Kupujesz nowy szampon, bo obiecuje nawilżenie i blask? Nakładasz odżywkę, która ma odbudować zniszczone końcówki? Wszystko pachnie cudownie, pieni się jak marzenie i zostawia przyjemne wrażenie jedwabiu na skórze. Jednak po kilku dniach włosy jakby mniej się układają, skóra głowy zaczyna swędzieć, a objętość znika w ekspresowym tempie. Znasz to uczucie? Prawdopodobnie winowajcą jest nie sam produkt, a to, co ukrywa się w jego składzie. Sprawdź nasz artykuł i poznaj pięć substancji, których warto unikać, jeśli zależy Ci na zdrowej pielęgnacji.
SLS i SLES
Sodium Lauryl Sulfate (SLS) oraz Sodium Laureth Sulfate (SLES) to agresywne detergenty, które znajdziesz w wielu szamponach. Ich zadaniem jest oczyszczanie. Substancje te mogą podrażniać skórę głowy, zaburzać naturalne pH i wysuszać włosy. Szczególnie niebezpieczne są dla osób z wrażliwością, alergiami albo po zabiegach chemicznych, takich jak: farbowanie czy rozjaśnianie. W codziennej pielęgnacji warto sięgać po łagodniejsze środki myjące. Twoje włosy Ci za to podziękują.
Silikony nieodmywalne
Silikony takie jak Dimethicone, Cyclopentasiloxane czy Amodimethicone pokrywają włosy cienkim filmem. Choć ładnie się prezentują, to pod tą powłoką włosy nie oddychają i nie przyjmują substancji odżywczych. Z czasem zaczynają się przesuszać, kruszyć i puszyć.
Szczególnie problematyczne stają się wtedy, gdy nie używasz szamponu z mocniejszym składem, który je zmyje. W efekcie budujesz na włosach warstwę, która zamiast chronić, izoluje je od wszystkiego, co dobre.
Parabeny
Methylparaben, Propylparaben, Butylparaben to konserwanty, które mają zapobiegać rozwojowi bakterii i grzybów. Jednocześnie są podejrzewane o działanie podobne do hormonów, a niektóre badania sugerują ich związek z zaburzeniami endokrynologicznymi.
W dodatku mogą podrażniać skórę, wywoływać alergie i prowadzić do wysypek. Jeśli masz problem z łupieżem, swędzeniem lub nadreaktywnością skóry głowy, sprawdź, czy przypadkiem nie używasz produktu z parabenami.
Na rynku znajdziesz wiele środków pielęgnacyjnych, które nie zawierają tego typu substancji. Warto je wybierać, nawet jeśli data ważności będzie trochę krótsza.

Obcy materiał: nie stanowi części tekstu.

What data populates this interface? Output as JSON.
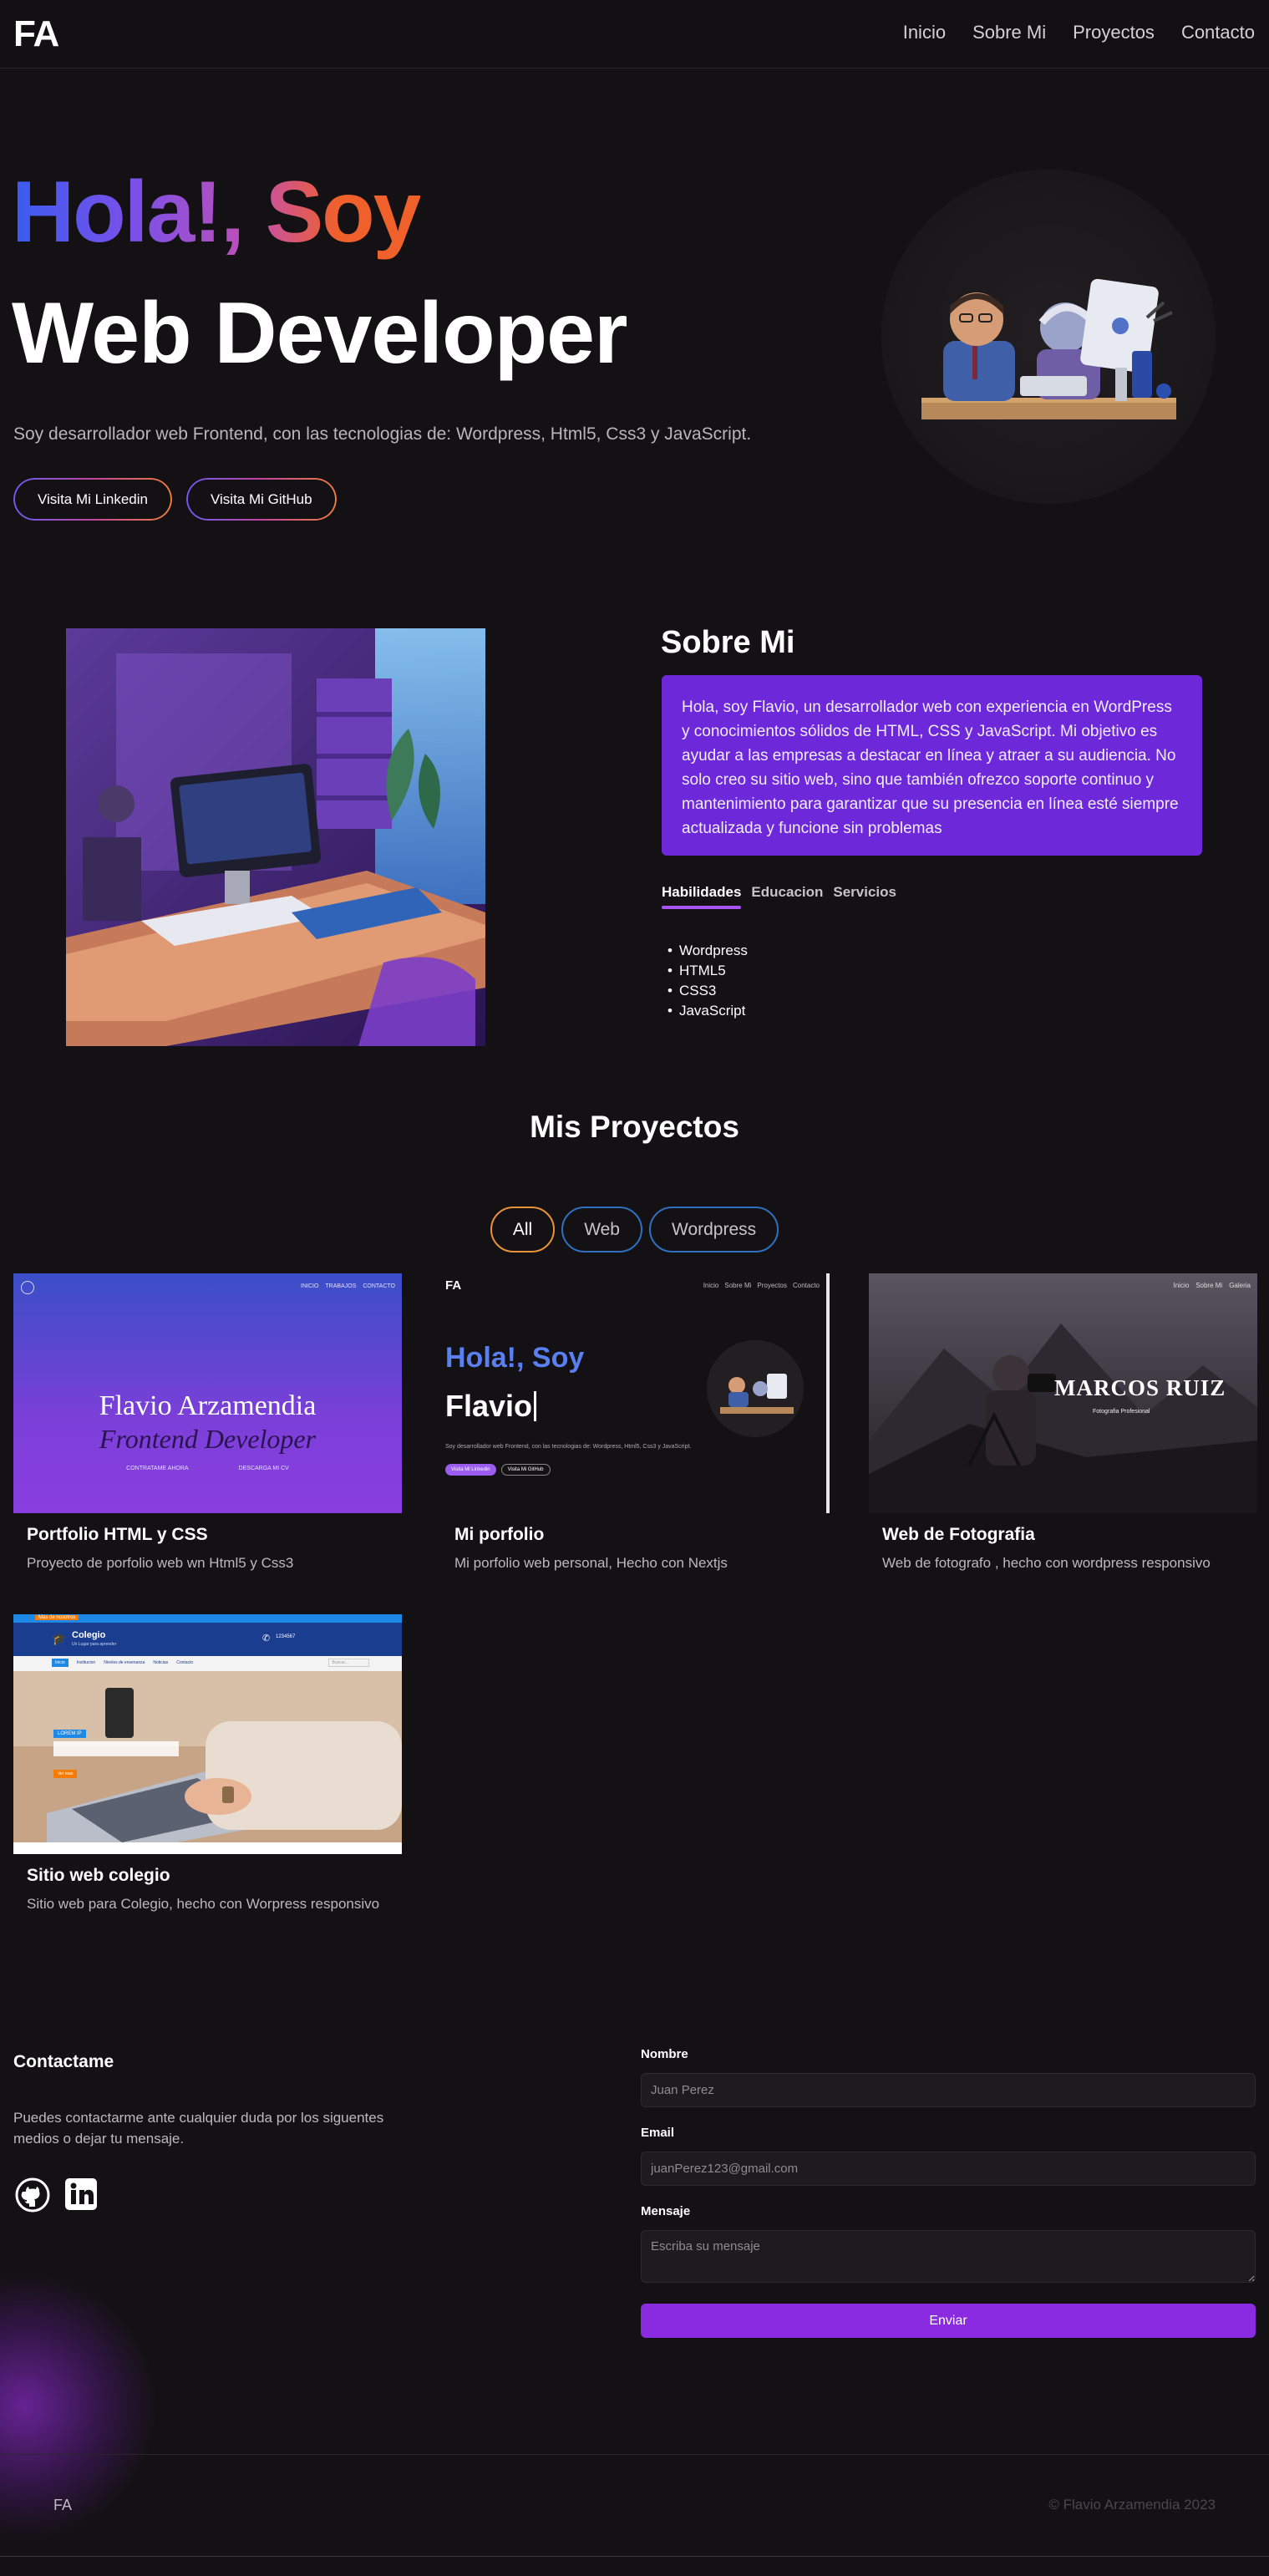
{
  "nav": {
    "logo": "FA",
    "links": [
      "Inicio",
      "Sobre Mi",
      "Proyectos",
      "Contacto"
    ]
  },
  "hero": {
    "greeting": "Hola!, Soy",
    "title": "Web Developer",
    "description": "Soy desarrollador web Frontend, con las tecnologias de: Wordpress, Html5, Css3 y JavaScript.",
    "buttons": [
      "Visita Mi Linkedin",
      "Visita Mi GitHub"
    ]
  },
  "about": {
    "title": "Sobre Mi",
    "text": "Hola, soy Flavio, un desarrollador web con experiencia en WordPress y conocimientos sólidos de HTML, CSS y JavaScript. Mi objetivo es ayudar a las empresas a destacar en línea y atraer a su audiencia. No solo creo su sitio web, sino que también ofrezco soporte continuo y mantenimiento para garantizar que su presencia en línea esté siempre actualizada y funcione sin problemas",
    "tabs": [
      "Habilidades",
      "Educacion",
      "Servicios"
    ],
    "skills": [
      "Wordpress",
      "HTML5",
      "CSS3",
      "JavaScript"
    ]
  },
  "projects": {
    "title": "Mis Proyectos",
    "filters": [
      "All",
      "Web",
      "Wordpress"
    ],
    "items": [
      {
        "title": "Portfolio HTML y CSS",
        "description": "Proyecto de porfolio web wn Html5 y Css3",
        "thumb": {
          "nav": [
            "INICIO",
            "TRABAJOS",
            "CONTACTO"
          ],
          "name": "Flavio Arzamendia",
          "role": "Frontend Developer",
          "links": [
            "CONTRATAME AHORA",
            "DESCARGA MI CV"
          ]
        }
      },
      {
        "title": "Mi porfolio",
        "description": "Mi porfolio web personal, Hecho con Nextjs",
        "thumb": {
          "logo": "FA",
          "nav": [
            "Inicio",
            "Sobre Mi",
            "Proyectos",
            "Contacto"
          ],
          "greeting": "Hola!, Soy",
          "name": "Flavio",
          "text": "Soy desarrollador web Frontend, con las tecnologias de: Wordpress, Html5, Css3 y JavaScript.",
          "buttons": [
            "Visita Mi Linkedin",
            "Visita Mi GitHub"
          ]
        }
      },
      {
        "title": "Web de Fotografia",
        "description": "Web de fotografo , hecho con wordpress responsivo",
        "thumb": {
          "nav": [
            "Inicio",
            "Sobre Mi",
            "Galeria"
          ],
          "name": "MARCOS RUIZ",
          "subtitle": "Fotografia Profesional"
        }
      },
      {
        "title": "Sitio web colegio",
        "description": "Sitio web para Colegio, hecho con Worpress responsivo",
        "thumb": {
          "top_link": "Más de nosotros",
          "brand": "Colegio",
          "brand_sub": "Un Lugar para aprender",
          "phone": "1234567",
          "menu": [
            "Inicio",
            "Institucion",
            "Niveles de ensenanza",
            "Noticias",
            "Contacto"
          ],
          "search": "Buscar...",
          "badge": "LOREM IP",
          "button": "Ver mas"
        }
      }
    ]
  },
  "contact": {
    "title": "Contactame",
    "description": "Puedes contactarme ante cualquier duda por los siguentes medios o dejar tu mensaje.",
    "form": {
      "name_label": "Nombre",
      "name_placeholder": "Juan Perez",
      "email_label": "Email",
      "email_placeholder": "juanPerez123@gmail.com",
      "message_label": "Mensaje",
      "message_placeholder": "Escriba su mensaje",
      "submit": "Enviar"
    }
  },
  "footer": {
    "logo": "FA",
    "copyright": "© Flavio Arzamendia 2023"
  }
}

Alkohole wysuszające i sztuczne zapachy
Nie każdy alkohol jest zły, ale niektóre z nich, takie jak: Alcohol Denat, Isopropyl Alcohol czy Ethanol działają jak papier ścierny dla Twoich włosów. Mają na celu szybsze wysychanie produktu na skórze i włosach, ale przy okazji pozbawiają je wilgoci i naruszają naturalną barierę ochronną. W efekcie pojawia się mat, szorstkość i skłonność do łamania. Szczególnie cierpią włosy farbowane, wysokoporowate i osłabione.
Równie zdradliwe są sztuczne kompozycje zapachowe, które mogą zawierać setki substancji uczulających. Na opakowaniu zobaczysz je jako "Parfum" albo "Fragrance". Brzmi neutralnie? Tymczasem to cały koktajl chemiczny, który może wywołać ból głowy, uczulenia lub przesuszenie.
Wybieraj kosmetyki o naturalnych zapachach, opartych na olejkach eterycznych. Twoje zmysły i skóra głowy będą Ci wdzięczne.